Automated CI/CD Debugging with GitLab & Amazon Bedrock

Automated CI/CD Debugging

An Interactive Flow for GitLab & Amazon Bedrock Integration

Introduction: The Challenge of CI/CD Failures

In a complex multi-account AWS environment, CI/CD pipeline failures can be time-consuming to diagnose. This workflow demonstrates an automated solution using a custom GitLab Component to invoke an Amazon Bedrock Agent. The agent intelligently analyzes failures, determines the root cause, and proposes a solution—either as a code fix via a Merge Request or as a configuration change, significantly reducing manual debugging efforts.

1

GitLab CI Job Fails

A job in the pipeline (e.g., `terraform apply`) fails during execution.

What's Happening:

The pipeline executes as normal, but a command returns a non-zero exit code, triggering a failure state in GitLab. This is the entry point for our automated debugging process.

Example Error Log:

Error: creating EC2 Instance: InvalidIAMInstanceProfile.Name: The IAM instance profile ami-0c55b159cbfafe1f0 does not exist
on main.tf line 25, in resource "aws_instance" "web":
25: resource "aws_instance" "web" {
ERROR: Job failed: exit code 1
2

Post-Stage Debug Component Runs

A component in the `.post` stage triggers on failure.

What's Happening:

This special job runs only when previous jobs in the pipeline have failed. It uses a custom GitLab Component template, which contains the logic to gather context and call the Bedrock Agent. The GitLab Runner executing this job assumes an IAM Instance Role with the necessary permissions.

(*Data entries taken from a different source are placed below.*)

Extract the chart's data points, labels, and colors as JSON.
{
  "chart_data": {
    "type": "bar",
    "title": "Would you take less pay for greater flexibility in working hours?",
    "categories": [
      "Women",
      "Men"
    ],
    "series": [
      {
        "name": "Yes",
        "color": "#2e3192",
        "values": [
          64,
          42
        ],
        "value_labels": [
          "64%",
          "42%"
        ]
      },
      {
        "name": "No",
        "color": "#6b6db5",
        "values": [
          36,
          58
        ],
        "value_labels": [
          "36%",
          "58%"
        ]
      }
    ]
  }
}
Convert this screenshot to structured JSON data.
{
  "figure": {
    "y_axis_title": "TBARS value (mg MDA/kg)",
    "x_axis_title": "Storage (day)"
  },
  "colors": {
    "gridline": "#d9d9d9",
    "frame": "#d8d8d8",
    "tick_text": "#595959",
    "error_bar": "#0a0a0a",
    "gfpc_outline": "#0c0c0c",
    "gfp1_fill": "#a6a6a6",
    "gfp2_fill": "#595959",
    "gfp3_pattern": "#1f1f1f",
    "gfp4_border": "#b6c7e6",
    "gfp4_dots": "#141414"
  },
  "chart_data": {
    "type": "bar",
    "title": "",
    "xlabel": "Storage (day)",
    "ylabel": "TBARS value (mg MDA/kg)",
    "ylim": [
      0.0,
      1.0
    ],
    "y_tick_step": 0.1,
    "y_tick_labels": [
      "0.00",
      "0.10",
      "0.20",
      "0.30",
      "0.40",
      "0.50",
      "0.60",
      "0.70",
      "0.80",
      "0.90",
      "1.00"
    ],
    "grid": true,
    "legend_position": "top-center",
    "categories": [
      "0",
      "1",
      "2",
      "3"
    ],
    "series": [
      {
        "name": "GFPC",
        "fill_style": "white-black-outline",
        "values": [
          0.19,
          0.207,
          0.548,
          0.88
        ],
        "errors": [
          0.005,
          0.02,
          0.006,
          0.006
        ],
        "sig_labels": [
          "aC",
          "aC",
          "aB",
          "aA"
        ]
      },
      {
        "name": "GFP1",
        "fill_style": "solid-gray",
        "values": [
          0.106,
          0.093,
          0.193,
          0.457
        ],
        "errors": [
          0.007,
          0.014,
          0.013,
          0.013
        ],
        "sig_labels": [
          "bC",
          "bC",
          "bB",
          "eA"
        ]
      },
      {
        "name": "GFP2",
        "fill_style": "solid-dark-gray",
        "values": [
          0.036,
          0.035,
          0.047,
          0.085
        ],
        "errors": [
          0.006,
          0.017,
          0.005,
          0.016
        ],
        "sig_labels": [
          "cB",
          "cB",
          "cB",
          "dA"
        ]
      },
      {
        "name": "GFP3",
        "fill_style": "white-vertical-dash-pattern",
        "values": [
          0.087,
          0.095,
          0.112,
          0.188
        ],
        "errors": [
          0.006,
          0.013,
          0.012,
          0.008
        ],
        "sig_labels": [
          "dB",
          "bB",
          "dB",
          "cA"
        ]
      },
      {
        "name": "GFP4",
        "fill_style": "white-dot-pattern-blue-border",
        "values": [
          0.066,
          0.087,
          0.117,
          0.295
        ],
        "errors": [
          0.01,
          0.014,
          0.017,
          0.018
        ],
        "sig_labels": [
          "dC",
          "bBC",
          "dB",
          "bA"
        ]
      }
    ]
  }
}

Example `.gitlab-ci.yml` Usage:

include:
- component: 'my-org/gitlab-components/bedrock-debugger@1.0.0'
inputs:
bedrock_agent_id: 'ABC123XYZ'
bedrock_agent_alias_id: 'TSTALIASID'
aws_region: 'us-east-1'

debug:on-failure:
stage: .post
script:
- /usr/bin/python3 /path/to/script/in/component.py
when: on_failure
3

Invoke Amazon Bedrock Agent

The component script sends job logs and metadata to the agent.

What's Happening:

A Python script (part of the component) uses the GitLab API to fetch the logs of the failed job. It combines this with predefined CI/CD variables (like project URL and commit SHA) and sends it all as a payload to the specified Bedrock Agent endpoint using the AWS SDK (Boto3).

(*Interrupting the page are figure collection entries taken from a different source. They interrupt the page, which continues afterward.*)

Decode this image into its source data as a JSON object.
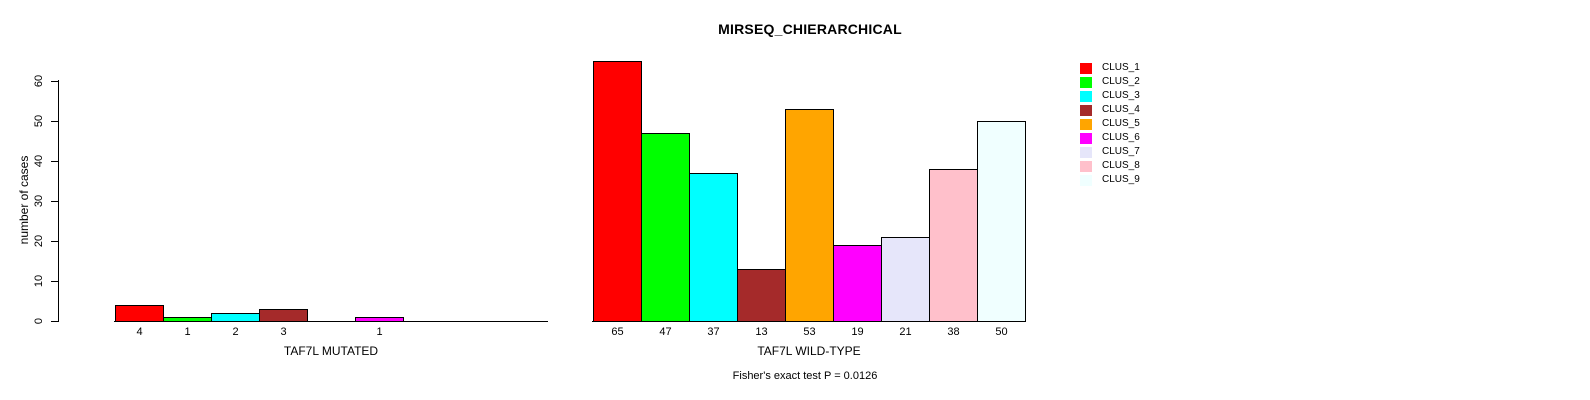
{
  "title": "MIRSEQ_CHIERARCHICAL",
  "footnote": "Fisher's exact test P = 0.0126",
  "chart_data": {
    "type": "bar",
    "title": "MIRSEQ_CHIERARCHICAL",
    "ylabel": "number of cases",
    "ylim": [
      0,
      65
    ],
    "yticks": [
      0,
      10,
      20,
      30,
      40,
      50,
      60
    ],
    "grid": false,
    "legend_position": "right-outside",
    "categories": [
      "TAF7L MUTATED",
      "TAF7L WILD-TYPE"
    ],
    "series": [
      {
        "name": "CLUS_1",
        "color": "#FF0000",
        "values": [
          4,
          65
        ]
      },
      {
        "name": "CLUS_2",
        "color": "#00FF00",
        "values": [
          1,
          47
        ]
      },
      {
        "name": "CLUS_3",
        "color": "#00FFFF",
        "values": [
          2,
          37
        ]
      },
      {
        "name": "CLUS_4",
        "color": "#A52A2A",
        "values": [
          3,
          13
        ]
      },
      {
        "name": "CLUS_5",
        "color": "#FFA500",
        "values": [
          0,
          53
        ]
      },
      {
        "name": "CLUS_6",
        "color": "#FF00FF",
        "values": [
          1,
          19
        ]
      },
      {
        "name": "CLUS_7",
        "color": "#E6E6FA",
        "values": [
          0,
          21
        ]
      },
      {
        "name": "CLUS_8",
        "color": "#FFC0CB",
        "values": [
          0,
          38
        ]
      },
      {
        "name": "CLUS_9",
        "color": "#F0FFFF",
        "values": [
          0,
          50
        ]
      }
    ],
    "value_labels": {
      "show": true,
      "hide_zero": true
    },
    "legend_entries": [
      "CLUS_1",
      "CLUS_2",
      "CLUS_3",
      "CLUS_4",
      "CLUS_5",
      "CLUS_6",
      "CLUS_7",
      "CLUS_8",
      "CLUS_9"
    ]
  }
}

Example Payload to Bedrock:

{
"sessionAttributes": {},
"promptSessionAttributes": {},
"inputText": "A GitLab CI job failed. Here are the details. Please perform a root cause analysis.\n\nProject URL: ${CI_PROJECT_URL}\nCommit: ${CI_COMMIT_SHA}\n\nLogs:\nError: creating EC2 Instance: InvalidIAMInstanceProfile.Name..."
}
4

Agent Performs Analysis

Bedrock analyzes logs, queries AWS, and checks source code.

What's Happening:

The Bedrock Agent executes its pre-configured action groups. It can:
1. Parse Logs: Identify specific error messages.
2. Query AWS: Use its underlying Lambda functions and IAM role to run `aws cli` or SDK commands to check the state of resources (e.g., check if an IAM role exists).
3. Examine Code: Use a GitLab Project Access Token (configured in the agent) to clone the repository at the specific commit and analyze the Terraform or script files referenced in the error log.

5

Root Cause Identified & Resolution Proposed

The agent determines the failure type and generates a solution.

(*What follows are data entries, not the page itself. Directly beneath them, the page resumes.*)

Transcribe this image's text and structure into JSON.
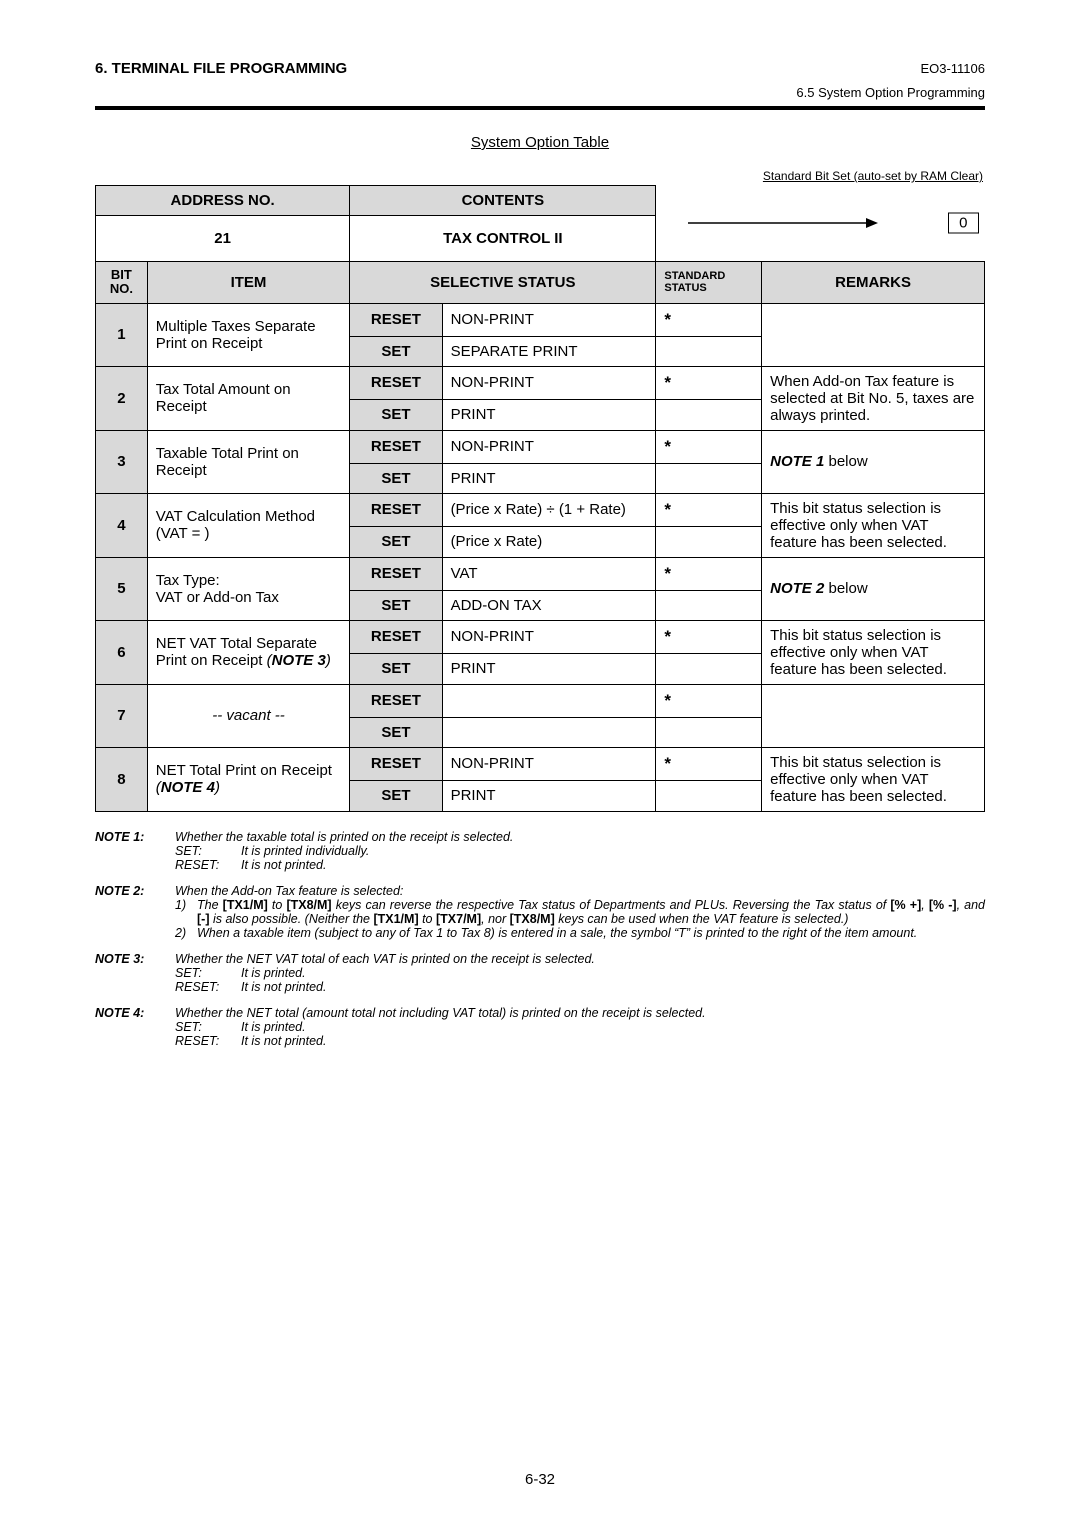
{
  "header": {
    "section_title": "6. TERMINAL FILE PROGRAMMING",
    "doc_code": "EO3-11106",
    "sub_section": "6.5 System Option Programming"
  },
  "table": {
    "title": "System Option Table",
    "bitset_label": "Standard Bit Set (auto-set by RAM Clear)",
    "arrow_value": "0",
    "columns": {
      "address_no": "ADDRESS NO.",
      "contents": "CONTENTS",
      "address_value": "21",
      "contents_value": "TAX CONTROL II",
      "bit_no": "BIT\nNO.",
      "item": "ITEM",
      "selective_status": "SELECTIVE STATUS",
      "standard_status": "STANDARD\nSTATUS",
      "remarks": "REMARKS"
    },
    "rows": [
      {
        "bit": "1",
        "item": "Multiple Taxes Separate Print on Receipt",
        "reset": "NON-PRINT",
        "set": "SEPARATE PRINT",
        "std": "*",
        "remarks": ""
      },
      {
        "bit": "2",
        "item": "Tax Total Amount on Receipt",
        "reset": "NON-PRINT",
        "set": "PRINT",
        "std": "*",
        "remarks": "When Add-on Tax feature is selected at Bit No. 5, taxes are always printed."
      },
      {
        "bit": "3",
        "item": "Taxable Total Print on Receipt",
        "reset": "NON-PRINT",
        "set": "PRINT",
        "std": "*",
        "remarks_html": "<span class='bold ital'>NOTE 1</span> below"
      },
      {
        "bit": "4",
        "item": "VAT Calculation Method (VAT = )",
        "reset": "(Price x Rate) ÷ (1 + Rate)",
        "set": "(Price x Rate)",
        "std": "*",
        "remarks": "This bit status selection is effective only when VAT feature has been selected."
      },
      {
        "bit": "5",
        "item": "Tax Type:\nVAT or Add-on Tax",
        "reset": "VAT",
        "set": "ADD-ON TAX",
        "std": "*",
        "remarks_html": "<span class='bold ital'>NOTE 2</span> below"
      },
      {
        "bit": "6",
        "item_html": "NET VAT Total Separate Print on Receipt <span class='ital'>(<span class='bold'>NOTE 3</span>)</span>",
        "reset": "NON-PRINT",
        "set": "PRINT",
        "std": "*",
        "remarks": "This bit status selection is effective only when VAT feature has been selected."
      },
      {
        "bit": "7",
        "item": "-- vacant --",
        "item_center": true,
        "reset": "",
        "set": "",
        "std": "*",
        "remarks": ""
      },
      {
        "bit": "8",
        "item_html": "NET Total Print on Receipt <span class='ital'>(<span class='bold'>NOTE 4</span>)</span>",
        "reset": "NON-PRINT",
        "set": "PRINT",
        "std": "*",
        "remarks": "This bit status selection is effective only when VAT feature has been selected."
      }
    ],
    "buttons": {
      "reset": "RESET",
      "set": "SET"
    }
  },
  "notes": [
    {
      "label": "NOTE 1:",
      "lines": [
        {
          "type": "plain",
          "text": "Whether the taxable total is printed on the receipt is selected."
        },
        {
          "type": "kv",
          "k": "SET:",
          "v": "It is printed individually."
        },
        {
          "type": "kv",
          "k": "RESET:",
          "v": "It is not printed."
        }
      ]
    },
    {
      "label": "NOTE 2:",
      "lines": [
        {
          "type": "plain",
          "text": "When the Add-on Tax feature is selected:"
        },
        {
          "type": "num",
          "n": "1)",
          "text": "The <span class='bold roman'>[TX1/M]</span> to <span class='bold roman'>[TX8/M]</span> keys can reverse the respective Tax status of Departments and PLUs.  Reversing the Tax status of <span class='bold roman'>[% +]</span>, <span class='bold roman'>[% -]</span>, and <span class='bold roman'>[-]</span> is also possible. (Neither the <span class='bold roman'>[TX1/M]</span> to <span class='bold roman'>[TX7/M]</span>, nor <span class='bold roman'>[TX8/M]</span> keys can be used when the VAT feature is selected.)"
        },
        {
          "type": "num",
          "n": "2)",
          "text": "When a taxable item (subject to any of Tax 1 to Tax 8) is entered in a sale, the symbol “T” is printed to the right of the item amount."
        }
      ]
    },
    {
      "label": "NOTE 3:",
      "lines": [
        {
          "type": "plain",
          "text": "Whether the NET VAT total of each VAT is printed on the receipt is selected."
        },
        {
          "type": "kv",
          "k": "SET:",
          "v": "It is printed."
        },
        {
          "type": "kv",
          "k": "RESET:",
          "v": "It is not printed."
        }
      ]
    },
    {
      "label": "NOTE 4:",
      "lines": [
        {
          "type": "plain",
          "text": "Whether the NET total (amount total not including VAT total) is printed on the receipt is selected."
        },
        {
          "type": "kv",
          "k": "SET:",
          "v": "It is printed."
        },
        {
          "type": "kv",
          "k": "RESET:",
          "v": "It is not printed."
        }
      ]
    }
  ],
  "page_number": "6-32"
}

Outcome: Merge Request Created

The agent identified a typo in the Terraform source code. It generates a suggested fix and uses the GitLab API to create a new branch and submit a Merge Request for review.

Example MR Description:
AI-Generated Fix for Pipeline Failure

Root Cause:
The job failed due to `InvalidIAMInstanceProfile.Name`. Analysis of `main.tf` revealed a typo in the `iam_instance_profile` name.

Proposed Change:
Corrected `my-instance-pofile` to `my-instance-profile` in `resource "aws_instance" "web"`.